= Yves Prin =

French composer and conductor

Yves Prin (born 3 June 1933) is a French composer and conductor of classical music.

==Life==
Prin was born on 3 June 1933 in Sainte-Savine. He studied piano with Yves Nat and conducting with Louis Fourestier at the Conservatoire National Supérieur de Musique de Paris where he won several first prizes.

He started his career as a pianist, but upon meeting Bruno Maderna (assistant at the Mozarteum, Salzburg from 1968 to 1969), decided to turn towards conducting. This association with the Italian maestro was the reason for his final decision to dedicate his work mostly to contemporary music.

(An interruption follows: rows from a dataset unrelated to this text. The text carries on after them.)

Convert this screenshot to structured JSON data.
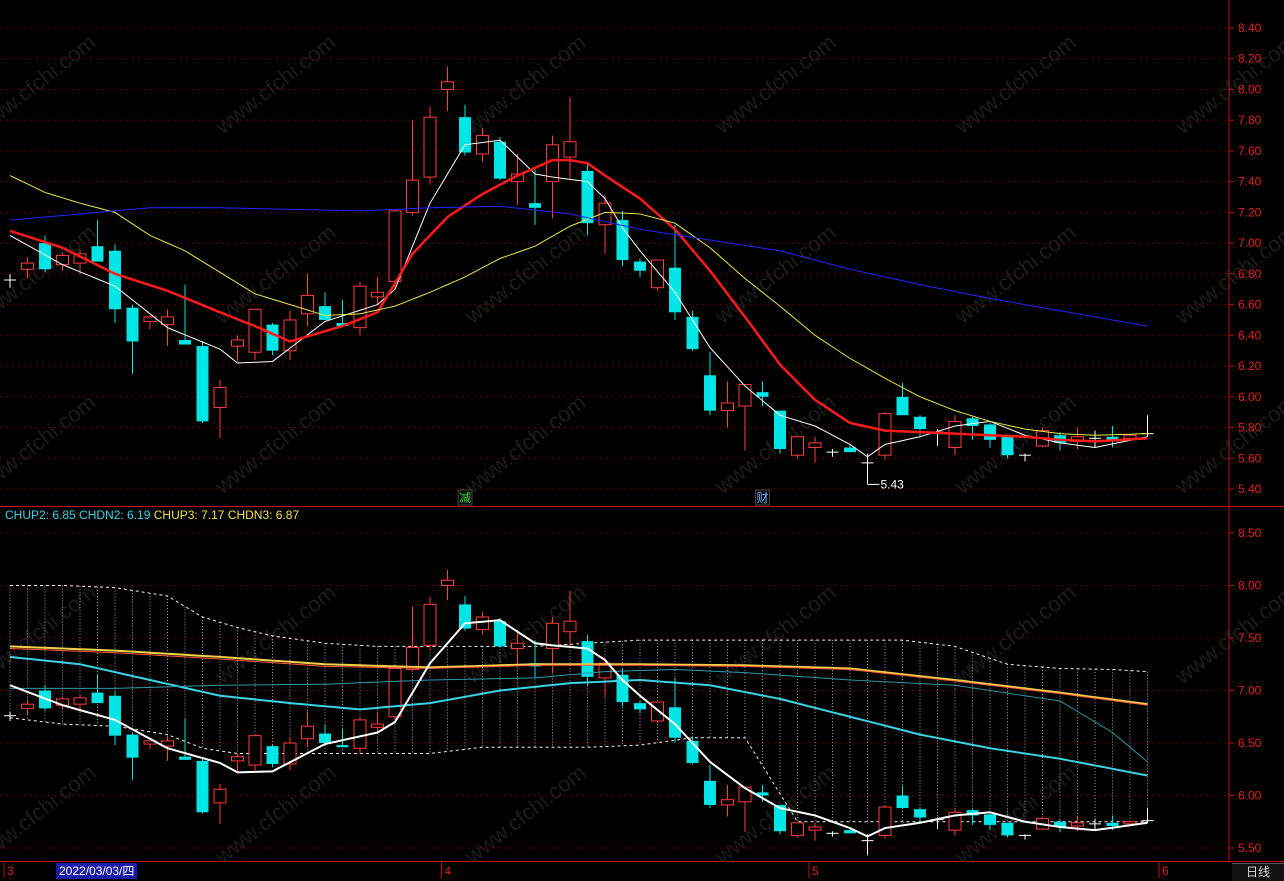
{
  "colors": {
    "up": "#ff3b3b",
    "down": "#00e5e5",
    "ma5": "#ffffff",
    "ma10": "#ff2020",
    "ma20": "#e8e84a",
    "ma60": "#2828ff",
    "axis": "#c01010",
    "chup2": "#3cd2e6",
    "chdn2": "#3cd2e6",
    "chup3": "#f2e24a",
    "chdn3": "#f2e24a"
  },
  "watermark": "www.cfchi.com",
  "indicator_legend": [
    {
      "key": "CHUP2",
      "value": "6.85",
      "text": "CHUP2: 6.85",
      "color": "#3cd2e6"
    },
    {
      "key": "CHDN2",
      "value": "6.19",
      "text": "CHDN2: 6.19",
      "color": "#3cd2e6"
    },
    {
      "key": "CHUP3",
      "value": "7.17",
      "text": "CHUP3: 7.17",
      "color": "#f2e24a"
    },
    {
      "key": "CHDN3",
      "value": "6.87",
      "text": "CHDN3: 6.87",
      "color": "#f2e24a"
    }
  ],
  "markers": [
    {
      "text": "减",
      "candle_index": 26
    },
    {
      "text": "财",
      "candle_index": 43
    }
  ],
  "low_annotation": "5.43",
  "bottom_axis": {
    "month_labels": [
      {
        "text": "3",
        "candle_index": 0
      },
      {
        "text": "4",
        "candle_index": 25
      },
      {
        "text": "5",
        "candle_index": 46
      },
      {
        "text": "6",
        "candle_index": 66
      }
    ],
    "cursor_date": "2022/03/03/四",
    "period_button": "日线"
  },
  "chart_data": [
    {
      "type": "candlestick",
      "title": "",
      "ylim": [
        5.3,
        8.45
      ],
      "y_ticks": [
        "5.40",
        "5.60",
        "5.80",
        "6.00",
        "6.20",
        "6.40",
        "6.60",
        "6.80",
        "7.00",
        "7.20",
        "7.40",
        "7.60",
        "7.80",
        "8.00",
        "8.20",
        "8.40"
      ],
      "ohlc": [
        [
          6.76,
          6.8,
          6.71,
          6.76
        ],
        [
          6.83,
          6.91,
          6.77,
          6.87
        ],
        [
          7.0,
          7.05,
          6.81,
          6.83
        ],
        [
          6.86,
          6.94,
          6.82,
          6.92
        ],
        [
          6.87,
          6.96,
          6.8,
          6.93
        ],
        [
          6.98,
          7.15,
          6.91,
          6.88
        ],
        [
          6.95,
          6.99,
          6.48,
          6.57
        ],
        [
          6.58,
          6.6,
          6.15,
          6.36
        ],
        [
          6.49,
          6.53,
          6.44,
          6.52
        ],
        [
          6.47,
          6.57,
          6.33,
          6.52
        ],
        [
          6.37,
          6.73,
          6.36,
          6.34
        ],
        [
          6.33,
          6.36,
          5.83,
          5.84
        ],
        [
          5.93,
          6.11,
          5.73,
          6.06
        ],
        [
          6.33,
          6.4,
          6.23,
          6.37
        ],
        [
          6.29,
          6.57,
          6.24,
          6.57
        ],
        [
          6.47,
          6.48,
          6.27,
          6.3
        ],
        [
          6.3,
          6.56,
          6.24,
          6.5
        ],
        [
          6.54,
          6.8,
          6.46,
          6.66
        ],
        [
          6.59,
          6.68,
          6.52,
          6.5
        ],
        [
          6.48,
          6.63,
          6.46,
          6.46
        ],
        [
          6.45,
          6.75,
          6.4,
          6.72
        ],
        [
          6.65,
          6.78,
          6.6,
          6.68
        ],
        [
          6.75,
          7.22,
          6.7,
          7.21
        ],
        [
          7.2,
          7.8,
          7.18,
          7.41
        ],
        [
          7.43,
          7.89,
          7.38,
          7.82
        ],
        [
          8.0,
          8.15,
          7.86,
          8.05
        ],
        [
          7.82,
          7.9,
          7.57,
          7.59
        ],
        [
          7.58,
          7.75,
          7.53,
          7.7
        ],
        [
          7.66,
          7.69,
          7.41,
          7.42
        ],
        [
          7.4,
          7.58,
          7.25,
          7.45
        ],
        [
          7.26,
          7.48,
          7.12,
          7.23
        ],
        [
          7.4,
          7.7,
          7.16,
          7.64
        ],
        [
          7.56,
          7.95,
          7.42,
          7.66
        ],
        [
          7.47,
          7.53,
          7.05,
          7.13
        ],
        [
          7.12,
          7.31,
          6.93,
          7.26
        ],
        [
          7.15,
          7.21,
          6.85,
          6.89
        ],
        [
          6.88,
          6.9,
          6.78,
          6.82
        ],
        [
          6.71,
          6.85,
          6.69,
          6.89
        ],
        [
          6.84,
          7.12,
          6.5,
          6.55
        ],
        [
          6.52,
          6.56,
          6.3,
          6.31
        ],
        [
          6.14,
          6.29,
          5.88,
          5.91
        ],
        [
          5.91,
          6.1,
          5.8,
          5.96
        ],
        [
          5.94,
          6.04,
          5.65,
          6.08
        ],
        [
          6.03,
          6.1,
          5.94,
          6.0
        ],
        [
          5.91,
          5.9,
          5.63,
          5.66
        ],
        [
          5.62,
          5.73,
          5.6,
          5.74
        ],
        [
          5.67,
          5.74,
          5.57,
          5.7
        ],
        [
          5.63,
          5.66,
          5.61,
          5.64
        ],
        [
          5.67,
          5.69,
          5.64,
          5.64
        ],
        [
          5.57,
          5.63,
          5.43,
          5.56
        ],
        [
          5.62,
          5.9,
          5.59,
          5.89
        ],
        [
          6.0,
          6.09,
          5.89,
          5.88
        ],
        [
          5.87,
          5.88,
          5.74,
          5.79
        ],
        [
          5.76,
          5.79,
          5.68,
          5.77
        ],
        [
          5.67,
          5.88,
          5.62,
          5.84
        ],
        [
          5.86,
          5.87,
          5.72,
          5.81
        ],
        [
          5.82,
          5.83,
          5.67,
          5.72
        ],
        [
          5.74,
          5.74,
          5.6,
          5.62
        ],
        [
          5.62,
          5.63,
          5.58,
          5.61
        ],
        [
          5.68,
          5.8,
          5.67,
          5.78
        ],
        [
          5.75,
          5.77,
          5.65,
          5.7
        ],
        [
          5.71,
          5.8,
          5.66,
          5.74
        ],
        [
          5.72,
          5.78,
          5.67,
          5.73
        ],
        [
          5.74,
          5.81,
          5.67,
          5.71
        ],
        [
          5.73,
          5.76,
          5.72,
          5.75
        ],
        [
          5.75,
          5.88,
          5.74,
          5.76
        ]
      ],
      "series": [
        {
          "name": "MA5",
          "color": "#ffffff",
          "width": 1,
          "x": [
            0,
            3,
            6,
            9,
            12,
            13,
            15,
            18,
            21,
            22,
            24,
            26,
            28,
            30,
            31,
            33,
            34,
            35,
            36,
            38,
            40,
            42,
            44,
            46,
            48,
            49,
            50,
            52,
            54,
            56,
            58,
            60,
            62,
            65
          ],
          "values": [
            7.05,
            6.86,
            6.72,
            6.45,
            6.31,
            6.22,
            6.23,
            6.49,
            6.6,
            6.7,
            7.26,
            7.64,
            7.67,
            7.45,
            7.43,
            7.4,
            7.29,
            7.1,
            6.95,
            6.68,
            6.32,
            6.07,
            5.88,
            5.81,
            5.69,
            5.61,
            5.69,
            5.74,
            5.81,
            5.84,
            5.75,
            5.7,
            5.67,
            5.74
          ]
        },
        {
          "name": "MA10",
          "color": "#ff1a1a",
          "width": 2.5,
          "x": [
            0,
            3,
            6,
            9,
            12,
            14,
            16,
            19,
            21,
            23,
            25,
            27,
            29,
            31,
            32,
            33,
            34,
            36,
            38,
            40,
            42,
            44,
            46,
            48,
            50,
            52,
            54,
            56,
            58,
            60,
            62,
            65
          ],
          "values": [
            7.08,
            6.97,
            6.8,
            6.69,
            6.55,
            6.46,
            6.36,
            6.46,
            6.55,
            6.93,
            7.17,
            7.32,
            7.44,
            7.54,
            7.54,
            7.52,
            7.44,
            7.29,
            7.09,
            6.82,
            6.52,
            6.21,
            5.98,
            5.83,
            5.78,
            5.77,
            5.76,
            5.75,
            5.74,
            5.72,
            5.71,
            5.73
          ]
        },
        {
          "name": "MA20",
          "color": "#e6e64a",
          "width": 1,
          "x": [
            0,
            2,
            4,
            6,
            8,
            10,
            12,
            14,
            16,
            18,
            20,
            22,
            24,
            26,
            28,
            30,
            32,
            34,
            36,
            38,
            40,
            42,
            44,
            46,
            48,
            50,
            52,
            54,
            56,
            58,
            60,
            62,
            65
          ],
          "values": [
            7.44,
            7.33,
            7.26,
            7.2,
            7.05,
            6.95,
            6.81,
            6.67,
            6.6,
            6.53,
            6.54,
            6.59,
            6.68,
            6.78,
            6.9,
            6.98,
            7.11,
            7.2,
            7.19,
            7.13,
            6.97,
            6.77,
            6.59,
            6.4,
            6.25,
            6.12,
            6.0,
            5.91,
            5.84,
            5.79,
            5.76,
            5.75,
            5.76
          ]
        },
        {
          "name": "MA60",
          "color": "#2424ff",
          "width": 1,
          "x": [
            0,
            4,
            8,
            12,
            16,
            20,
            24,
            28,
            32,
            36,
            40,
            44,
            48,
            52,
            56,
            60,
            65
          ],
          "values": [
            7.15,
            7.19,
            7.23,
            7.23,
            7.22,
            7.21,
            7.23,
            7.24,
            7.19,
            7.09,
            7.02,
            6.95,
            6.83,
            6.73,
            6.64,
            6.56,
            6.46
          ]
        }
      ]
    },
    {
      "type": "channel-indicator",
      "title": "",
      "ylim": [
        5.45,
        8.65
      ],
      "y_ticks": [
        "5.50",
        "6.00",
        "6.50",
        "7.00",
        "7.50",
        "8.00",
        "8.50"
      ],
      "band_upper": {
        "x": [
          0,
          3,
          6,
          9,
          11,
          13,
          15,
          18,
          21,
          24,
          27,
          30,
          33,
          36,
          39,
          42,
          45,
          48,
          51,
          54,
          57,
          60,
          63,
          65
        ],
        "values": [
          8.0,
          8.0,
          7.98,
          7.9,
          7.7,
          7.6,
          7.52,
          7.45,
          7.42,
          7.42,
          7.42,
          7.42,
          7.45,
          7.48,
          7.48,
          7.48,
          7.48,
          7.48,
          7.48,
          7.42,
          7.25,
          7.21,
          7.2,
          7.18
        ]
      },
      "band_lower": {
        "x": [
          0,
          3,
          6,
          9,
          11,
          13,
          15,
          18,
          21,
          24,
          27,
          30,
          33,
          36,
          39,
          42,
          45,
          48,
          51,
          54,
          57,
          60,
          63,
          65
        ],
        "values": [
          6.74,
          6.68,
          6.66,
          6.58,
          6.45,
          6.4,
          6.4,
          6.4,
          6.4,
          6.4,
          6.46,
          6.46,
          6.46,
          6.48,
          6.55,
          6.55,
          5.75,
          5.75,
          5.75,
          5.75,
          5.75,
          5.75,
          5.75,
          5.75
        ]
      },
      "series": [
        {
          "name": "CHUP2",
          "color": "#3cd2e6",
          "width": 2,
          "x": [
            0,
            4,
            8,
            12,
            16,
            20,
            24,
            28,
            32,
            36,
            40,
            44,
            48,
            52,
            56,
            60,
            65
          ],
          "values": [
            7.32,
            7.25,
            7.1,
            6.95,
            6.88,
            6.82,
            6.88,
            7.0,
            7.07,
            7.1,
            7.05,
            6.92,
            6.75,
            6.58,
            6.45,
            6.35,
            6.19
          ]
        },
        {
          "name": "CHDN2",
          "color": "#2c9aaa",
          "width": 1,
          "x": [
            0,
            6,
            12,
            18,
            24,
            30,
            34,
            38,
            42,
            48,
            54,
            60,
            63,
            65
          ],
          "values": [
            7.02,
            7.02,
            7.05,
            7.06,
            7.1,
            7.12,
            7.18,
            7.2,
            7.17,
            7.1,
            7.05,
            6.9,
            6.6,
            6.32
          ]
        },
        {
          "name": "CHUP3",
          "color": "#f2d04a",
          "width": 2,
          "x": [
            0,
            6,
            12,
            18,
            24,
            30,
            36,
            42,
            48,
            54,
            60,
            65
          ],
          "values": [
            7.42,
            7.38,
            7.32,
            7.25,
            7.22,
            7.25,
            7.25,
            7.24,
            7.21,
            7.1,
            6.98,
            6.87
          ]
        },
        {
          "name": "CHDN3",
          "color": "#ff5a3a",
          "width": 1,
          "x": [
            0,
            6,
            12,
            18,
            24,
            30,
            36,
            42,
            48,
            54,
            60,
            65
          ],
          "values": [
            7.4,
            7.36,
            7.3,
            7.23,
            7.21,
            7.24,
            7.24,
            7.23,
            7.2,
            7.09,
            6.97,
            6.86
          ]
        },
        {
          "name": "MA5",
          "color": "#ffffff",
          "width": 2,
          "x": [
            0,
            3,
            6,
            9,
            12,
            13,
            15,
            18,
            21,
            22,
            24,
            26,
            28,
            30,
            31,
            33,
            34,
            35,
            36,
            38,
            40,
            42,
            44,
            46,
            48,
            49,
            50,
            52,
            54,
            56,
            58,
            60,
            62,
            65
          ],
          "values": [
            7.05,
            6.86,
            6.72,
            6.45,
            6.31,
            6.22,
            6.23,
            6.49,
            6.6,
            6.7,
            7.26,
            7.64,
            7.67,
            7.45,
            7.43,
            7.4,
            7.29,
            7.1,
            6.95,
            6.68,
            6.32,
            6.07,
            5.88,
            5.81,
            5.69,
            5.61,
            5.69,
            5.74,
            5.81,
            5.84,
            5.75,
            5.7,
            5.67,
            5.74
          ]
        }
      ]
    }
  ]
}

Prin was subsequently guest conductor of the orchestras of the Residentie (The Hague) and of Haarlem in the Netherlands (1968–1973), then music director of the Orchestre Philharmonique des Pays de la Loire (1970–1974), of the Atelier Lyrique du Rhin (1974–1980) and of the Nouvel Orchestre Philharmonique de Radio France (1981–1982). He worked at Ircam of Pierre Boulez in Paris for the composer's cursus in 1978. He has recorded more than a dozen records (Etcetera, REM, Adès, Salabert Actuel, MFA, Accord) and conducted many pieces by composers from all over the world: from Claudio Monteverdi, Wolfgang Amadeus Mozart, Franz Schubert, Maurice Ravel, Claude Debussy, to Iannis Xenakis, Mauricio Kagel, Luciano Berio, Karlheinz Stockhausen, Bruno Maderna. He has premiered operas by Georges Aperghis, François-Bernard Mâche, Ahmed Essyad, Michaël Levinas, Paul Méfano, Philippe Hersant, Henri Pousseur, Maurice Ohana, Claude Prey, André Boucourechliev and has led revivals of many others.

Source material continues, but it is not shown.